« Chez Netflix, heureuses sont les séries assez fortes pour passer le cap des deux saisons »

Economie

A l’heure de l’hyperchoix en matière de culture, les plates-formes de streaming misent sur le renouvellement permanent pour conquérir de nouveaux abonnés, explique dans sa chronique Guillaume Fraissard, chef du service culture du « Monde ».

Chronique. Deux petites saisons et puis s’en vont. Sur Netflix, et plus généralement sur les plates-formes de streaming vidéo par abonnement, les séries ont beau être reines, elles n’en sont pas moins soumises à rude concurrence. Et leur durée de vie peut se révéler bien plus courte que sur les chaînes traditionnelles. Au moment où HBO s’apprête à lancer, dimanche 14 avril, la huitième – et dernière – saison de sa saga médiévale Game of Thrones, une étude anglaise dévoilée mardi 9 avril dans le cadre du MIPTV à Cannes, met en lumière les pratiques des nouveaux rois du divertissement délinéarisé.

Oubliez les 15 saisons des Experts sur CBS, les 21 de New York Police Judiciaire sur NBC ou les 155 épisodes de Section de recherches sur TF1. Chez Netflix, Amazon Video et consort, heureuses sont les séries suffisamment fortes pour passer le cap des deux saisons selon le recensement établi par l’institut Ampere Analysis qui note que, entre septembre 2018 et mars 2019, douze des treize séries annulées par Netflix durant cette période avaient connu trois saisons ou moins. Exemples récents, Marseille, la série française avec Gérard Depardieu, n’a tenu que deux saisons. Idem pour Punisher et Jessica Jones, deux feuilletons dérivés de l’univers Marvel passés à la trappe après deux ans d’antenne. Au passage, souligne l’étude, Netflix interdirait aux producteurs de faire revivre leurs séries annulées sur d’autres canaux de diffusion… Par comparaison, les chaînes du câble se montrent plus assidues avec une moyenne de quatre saisons par série. Quant à la palme de la fidélité, elle revient aux chaînes gratuites avec des séries au long cours, diffusées sur plus de six saisons et demie en moyenne.
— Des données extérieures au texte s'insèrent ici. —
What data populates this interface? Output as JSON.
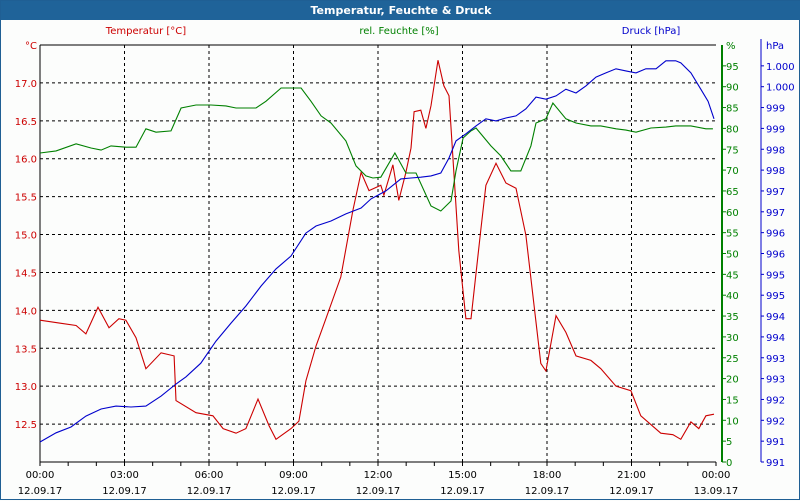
{
  "title": "Temperatur, Feuchte & Druck",
  "colors": {
    "temp": "#cc0000",
    "hum": "#008000",
    "press": "#0000cc",
    "titlebar": "#1f6399"
  },
  "chart_data": {
    "type": "line",
    "title": "Temperatur, Feuchte & Druck",
    "xlabel": "",
    "x_unit": "hours since 12.09.17 00:00",
    "xlim": [
      0,
      24
    ],
    "x_ticks": [
      {
        "time": "00:00",
        "date": "12.09.17"
      },
      {
        "time": "03:00",
        "date": "12.09.17"
      },
      {
        "time": "06:00",
        "date": "12.09.17"
      },
      {
        "time": "09:00",
        "date": "12.09.17"
      },
      {
        "time": "12:00",
        "date": "12.09.17"
      },
      {
        "time": "15:00",
        "date": "12.09.17"
      },
      {
        "time": "18:00",
        "date": "12.09.17"
      },
      {
        "time": "21:00",
        "date": "12.09.17"
      },
      {
        "time": "00:00",
        "date": "13.09.17"
      }
    ],
    "grid": true,
    "axes": {
      "temp": {
        "unit_label": "°C",
        "legend": "Temperatur [°C]",
        "ylim": [
          12.0,
          17.5
        ],
        "ticks": [
          "12.5",
          "13.0",
          "13.5",
          "14.0",
          "14.5",
          "15.0",
          "15.5",
          "16.0",
          "16.5",
          "17.0"
        ]
      },
      "hum": {
        "unit_label": "%",
        "legend": "rel. Feuchte [%]",
        "ylim": [
          0,
          100
        ],
        "ticks": [
          "0",
          "5",
          "10",
          "15",
          "20",
          "25",
          "30",
          "35",
          "40",
          "45",
          "50",
          "55",
          "60",
          "65",
          "70",
          "75",
          "80",
          "85",
          "90",
          "95"
        ]
      },
      "press": {
        "unit_label": "hPa",
        "legend": "Druck [hPa]",
        "ylim": [
          990.5,
          1000.5
        ],
        "ticks": [
          "991",
          "991",
          "992",
          "992",
          "993",
          "993",
          "994",
          "994",
          "995",
          "995",
          "996",
          "996",
          "997",
          "997",
          "998",
          "998",
          "999",
          "999",
          "1.000",
          "1.000"
        ]
      }
    },
    "series": [
      {
        "name": "Temperatur [°C]",
        "axis": "temp",
        "points": [
          [
            0,
            13.87
          ],
          [
            0.75,
            13.83
          ],
          [
            1.28,
            13.8
          ],
          [
            1.63,
            13.69
          ],
          [
            2.06,
            14.04
          ],
          [
            2.45,
            13.77
          ],
          [
            2.8,
            13.89
          ],
          [
            3.05,
            13.87
          ],
          [
            3.41,
            13.64
          ],
          [
            3.76,
            13.23
          ],
          [
            4.3,
            13.44
          ],
          [
            4.76,
            13.4
          ],
          [
            4.83,
            12.81
          ],
          [
            5.54,
            12.65
          ],
          [
            6.14,
            12.61
          ],
          [
            6.5,
            12.44
          ],
          [
            6.96,
            12.38
          ],
          [
            7.31,
            12.44
          ],
          [
            7.74,
            12.83
          ],
          [
            8.13,
            12.48
          ],
          [
            8.38,
            12.3
          ],
          [
            8.91,
            12.44
          ],
          [
            9.19,
            12.54
          ],
          [
            9.44,
            13.07
          ],
          [
            9.8,
            13.53
          ],
          [
            10.15,
            13.89
          ],
          [
            10.68,
            14.44
          ],
          [
            11.11,
            15.32
          ],
          [
            11.4,
            15.82
          ],
          [
            11.68,
            15.58
          ],
          [
            12.1,
            15.65
          ],
          [
            12.21,
            15.52
          ],
          [
            12.53,
            15.92
          ],
          [
            12.74,
            15.45
          ],
          [
            12.99,
            15.82
          ],
          [
            13.17,
            16.14
          ],
          [
            13.28,
            16.62
          ],
          [
            13.52,
            16.64
          ],
          [
            13.7,
            16.4
          ],
          [
            13.88,
            16.7
          ],
          [
            14.13,
            17.3
          ],
          [
            14.34,
            16.96
          ],
          [
            14.52,
            16.83
          ],
          [
            14.87,
            14.79
          ],
          [
            15.12,
            13.89
          ],
          [
            15.3,
            13.89
          ],
          [
            15.65,
            15.06
          ],
          [
            15.83,
            15.65
          ],
          [
            16.19,
            15.94
          ],
          [
            16.54,
            15.68
          ],
          [
            16.9,
            15.61
          ],
          [
            17.25,
            14.99
          ],
          [
            17.78,
            13.3
          ],
          [
            17.96,
            13.2
          ],
          [
            18.32,
            13.93
          ],
          [
            18.67,
            13.71
          ],
          [
            19.03,
            13.4
          ],
          [
            19.56,
            13.34
          ],
          [
            19.91,
            13.23
          ],
          [
            20.45,
            13.0
          ],
          [
            20.98,
            12.94
          ],
          [
            21.33,
            12.61
          ],
          [
            22.04,
            12.38
          ],
          [
            22.47,
            12.36
          ],
          [
            22.75,
            12.3
          ],
          [
            23.11,
            12.53
          ],
          [
            23.39,
            12.44
          ],
          [
            23.64,
            12.61
          ],
          [
            23.93,
            12.63
          ]
        ]
      },
      {
        "name": "rel. Feuchte [%]",
        "axis": "hum",
        "points": [
          [
            0,
            74.1
          ],
          [
            0.57,
            74.6
          ],
          [
            1.28,
            76.3
          ],
          [
            1.81,
            75.3
          ],
          [
            2.17,
            74.8
          ],
          [
            2.52,
            75.8
          ],
          [
            3.05,
            75.5
          ],
          [
            3.41,
            75.5
          ],
          [
            3.76,
            79.9
          ],
          [
            4.12,
            79.1
          ],
          [
            4.65,
            79.4
          ],
          [
            5.01,
            84.9
          ],
          [
            5.54,
            85.6
          ],
          [
            6.07,
            85.6
          ],
          [
            6.6,
            85.4
          ],
          [
            6.96,
            84.9
          ],
          [
            7.67,
            84.9
          ],
          [
            8.02,
            86.5
          ],
          [
            8.56,
            89.7
          ],
          [
            9.27,
            89.7
          ],
          [
            9.62,
            86.5
          ],
          [
            9.98,
            83.0
          ],
          [
            10.33,
            81.3
          ],
          [
            10.86,
            77.0
          ],
          [
            11.22,
            71.0
          ],
          [
            11.57,
            68.6
          ],
          [
            11.82,
            68.1
          ],
          [
            12.1,
            68.3
          ],
          [
            12.6,
            74.1
          ],
          [
            12.99,
            69.3
          ],
          [
            13.35,
            69.3
          ],
          [
            13.88,
            61.4
          ],
          [
            14.23,
            60.2
          ],
          [
            14.59,
            62.6
          ],
          [
            14.77,
            69.8
          ],
          [
            15.02,
            77.7
          ],
          [
            15.3,
            79.4
          ],
          [
            15.48,
            80.1
          ],
          [
            16.01,
            75.8
          ],
          [
            16.36,
            73.4
          ],
          [
            16.72,
            69.8
          ],
          [
            17.07,
            69.8
          ],
          [
            17.43,
            75.8
          ],
          [
            17.61,
            81.3
          ],
          [
            17.96,
            82.3
          ],
          [
            18.21,
            86.1
          ],
          [
            18.67,
            82.3
          ],
          [
            19.03,
            81.3
          ],
          [
            19.56,
            80.6
          ],
          [
            19.91,
            80.6
          ],
          [
            20.45,
            79.9
          ],
          [
            20.8,
            79.6
          ],
          [
            21.16,
            79.1
          ],
          [
            21.69,
            80.1
          ],
          [
            22.22,
            80.3
          ],
          [
            22.57,
            80.6
          ],
          [
            23.11,
            80.6
          ],
          [
            23.64,
            79.9
          ],
          [
            23.89,
            79.9
          ]
        ]
      },
      {
        "name": "Druck [hPa]",
        "axis": "press",
        "points": [
          [
            0,
            990.98
          ],
          [
            0.57,
            991.2
          ],
          [
            1.1,
            991.34
          ],
          [
            1.63,
            991.6
          ],
          [
            2.17,
            991.77
          ],
          [
            2.7,
            991.84
          ],
          [
            3.23,
            991.82
          ],
          [
            3.76,
            991.84
          ],
          [
            4.3,
            992.08
          ],
          [
            4.83,
            992.37
          ],
          [
            5.18,
            992.54
          ],
          [
            5.71,
            992.87
          ],
          [
            6.25,
            993.4
          ],
          [
            6.78,
            993.83
          ],
          [
            7.31,
            994.24
          ],
          [
            7.85,
            994.72
          ],
          [
            8.38,
            995.13
          ],
          [
            8.91,
            995.44
          ],
          [
            9.44,
            995.99
          ],
          [
            9.8,
            996.16
          ],
          [
            10.33,
            996.28
          ],
          [
            10.86,
            996.45
          ],
          [
            11.4,
            996.59
          ],
          [
            11.75,
            996.81
          ],
          [
            12.28,
            997.0
          ],
          [
            12.81,
            997.29
          ],
          [
            13.17,
            997.31
          ],
          [
            13.52,
            997.33
          ],
          [
            13.88,
            997.36
          ],
          [
            14.23,
            997.43
          ],
          [
            14.52,
            997.79
          ],
          [
            14.77,
            998.2
          ],
          [
            15.12,
            998.37
          ],
          [
            15.48,
            998.56
          ],
          [
            15.83,
            998.73
          ],
          [
            16.19,
            998.68
          ],
          [
            16.54,
            998.75
          ],
          [
            16.9,
            998.8
          ],
          [
            17.25,
            998.97
          ],
          [
            17.61,
            999.25
          ],
          [
            17.96,
            999.2
          ],
          [
            18.32,
            999.28
          ],
          [
            18.67,
            999.44
          ],
          [
            19.03,
            999.35
          ],
          [
            19.38,
            999.52
          ],
          [
            19.74,
            999.73
          ],
          [
            20.09,
            999.83
          ],
          [
            20.45,
            999.93
          ],
          [
            20.8,
            999.88
          ],
          [
            21.16,
            999.83
          ],
          [
            21.51,
            999.93
          ],
          [
            21.87,
            999.93
          ],
          [
            22.22,
            1000.12
          ],
          [
            22.57,
            1000.12
          ],
          [
            22.75,
            1000.07
          ],
          [
            23.11,
            999.83
          ],
          [
            23.46,
            999.44
          ],
          [
            23.72,
            999.15
          ],
          [
            23.93,
            998.73
          ]
        ]
      }
    ]
  }
}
Des dizaines d’épisodes à rattraper

Cette stratégie ne doit rien au hasard. Dans leur objectif de conquête de nouveaux abonnés, les plates-formes accordent en effet plus de vertus à la nouveauté qu’à la longévité. Quitte à décevoir certains fans qui payent un service de streaming spécialisé dont le baromètre de satisfaction devrait en théorie être plus important que celui de l’audimat. Certes l’audience – jalousement gardée pays par pays – joue beaucoup dans le renouvellement ou non d’une série. Mais pas seulement. Le magazine spécialisé Deadline Hollywood a récemment montré comment Netflix privilégiait désormais les séries de huit ou dix épisodes comme Elite ou Osmosis contre treize pour House of Cards ou Orange is the New Black par exempledeuxsuccès qui lui ont permis de séduire une large audience.